Rinse the soaked shiitake mushrooms to remove any grit, and thinly slice them.
In a large bowl, add the chicken, mushrooms, water, vegetable oil, sesame oil, Shaoxing wine, oyster sauce, sugar, salt, white pepper, grated ginger, and the white portions of the scallions.
Mix until most of the liquid is absorbed into the chicken. Set the green portions of the scallions aside. Cover the chicken, and marinate for a minimum of 2 hours, or in the refrigerator overnight.

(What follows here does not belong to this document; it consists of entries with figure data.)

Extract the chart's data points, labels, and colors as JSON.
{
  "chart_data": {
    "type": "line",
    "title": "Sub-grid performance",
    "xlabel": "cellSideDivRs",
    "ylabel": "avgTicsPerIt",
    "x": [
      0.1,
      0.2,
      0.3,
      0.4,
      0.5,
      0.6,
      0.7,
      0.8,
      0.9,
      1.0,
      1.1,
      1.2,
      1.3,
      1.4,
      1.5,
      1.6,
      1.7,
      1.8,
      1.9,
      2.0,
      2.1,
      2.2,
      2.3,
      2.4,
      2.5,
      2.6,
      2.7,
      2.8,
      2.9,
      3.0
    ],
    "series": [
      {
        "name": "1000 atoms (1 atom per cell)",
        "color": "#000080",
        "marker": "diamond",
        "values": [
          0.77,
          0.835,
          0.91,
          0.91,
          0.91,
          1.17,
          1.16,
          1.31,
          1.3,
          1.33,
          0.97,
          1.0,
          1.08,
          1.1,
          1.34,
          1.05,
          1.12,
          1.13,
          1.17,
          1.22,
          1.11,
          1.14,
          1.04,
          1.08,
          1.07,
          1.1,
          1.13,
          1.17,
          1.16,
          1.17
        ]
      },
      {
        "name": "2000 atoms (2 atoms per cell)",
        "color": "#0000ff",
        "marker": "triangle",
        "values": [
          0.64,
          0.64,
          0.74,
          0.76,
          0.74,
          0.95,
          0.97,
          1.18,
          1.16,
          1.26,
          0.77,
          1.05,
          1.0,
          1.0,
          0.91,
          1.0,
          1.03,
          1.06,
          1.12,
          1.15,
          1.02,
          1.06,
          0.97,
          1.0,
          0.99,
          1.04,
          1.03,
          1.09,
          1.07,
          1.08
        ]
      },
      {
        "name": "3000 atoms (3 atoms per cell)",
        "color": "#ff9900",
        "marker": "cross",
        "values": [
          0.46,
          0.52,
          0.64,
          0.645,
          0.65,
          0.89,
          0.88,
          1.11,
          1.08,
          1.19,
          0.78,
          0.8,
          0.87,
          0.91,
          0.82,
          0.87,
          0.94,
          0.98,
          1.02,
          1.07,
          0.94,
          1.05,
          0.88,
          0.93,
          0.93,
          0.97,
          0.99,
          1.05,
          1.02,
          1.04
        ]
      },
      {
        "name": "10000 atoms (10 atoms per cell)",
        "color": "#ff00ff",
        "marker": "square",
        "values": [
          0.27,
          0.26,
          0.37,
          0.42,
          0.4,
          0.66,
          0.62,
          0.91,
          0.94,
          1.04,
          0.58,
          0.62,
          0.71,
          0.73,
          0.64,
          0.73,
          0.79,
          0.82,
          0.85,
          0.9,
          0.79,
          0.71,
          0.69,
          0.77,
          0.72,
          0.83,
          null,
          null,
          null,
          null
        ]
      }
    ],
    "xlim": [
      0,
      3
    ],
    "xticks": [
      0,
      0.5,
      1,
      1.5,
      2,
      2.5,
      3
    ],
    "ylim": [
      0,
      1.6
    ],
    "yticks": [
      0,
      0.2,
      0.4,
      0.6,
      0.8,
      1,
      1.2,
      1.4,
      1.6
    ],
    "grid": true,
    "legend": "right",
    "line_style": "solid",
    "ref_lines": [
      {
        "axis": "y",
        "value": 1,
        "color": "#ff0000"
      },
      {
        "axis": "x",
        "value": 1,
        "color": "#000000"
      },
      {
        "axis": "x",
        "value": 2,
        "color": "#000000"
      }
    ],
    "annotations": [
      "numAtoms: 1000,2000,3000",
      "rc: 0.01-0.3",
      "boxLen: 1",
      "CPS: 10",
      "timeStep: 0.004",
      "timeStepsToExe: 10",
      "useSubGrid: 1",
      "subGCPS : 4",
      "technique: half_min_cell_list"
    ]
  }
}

When you’re ready to cook the dish, let the chicken mixture come up to room temperature, and add the tapioca starch (or cornstarch) until it is uniformly incorporated. At this point, all the liquid should be absorbed into the chicken, and there should be little or no standing liquid.
Fill a steamer with enough water to steam continuously for 10 minutes without evaporating (about 3 inches of water is a safe bet). Bring to a rolling boil.
Transfer the chicken mixture to a deep plate or pie dish. Thinly slice the Chinese sausages on an angle, and scatter the slices on top of the chicken.
Carefully place the dish into the steamer, and steam over medium high heat for 10 minutes. Shut off the heat, and leave the chicken in the steamer for another 2 minutes. Sprinkle with green scallions and serve immediately with rice.
Nutrition info calculated with 1 link Chinese sausage.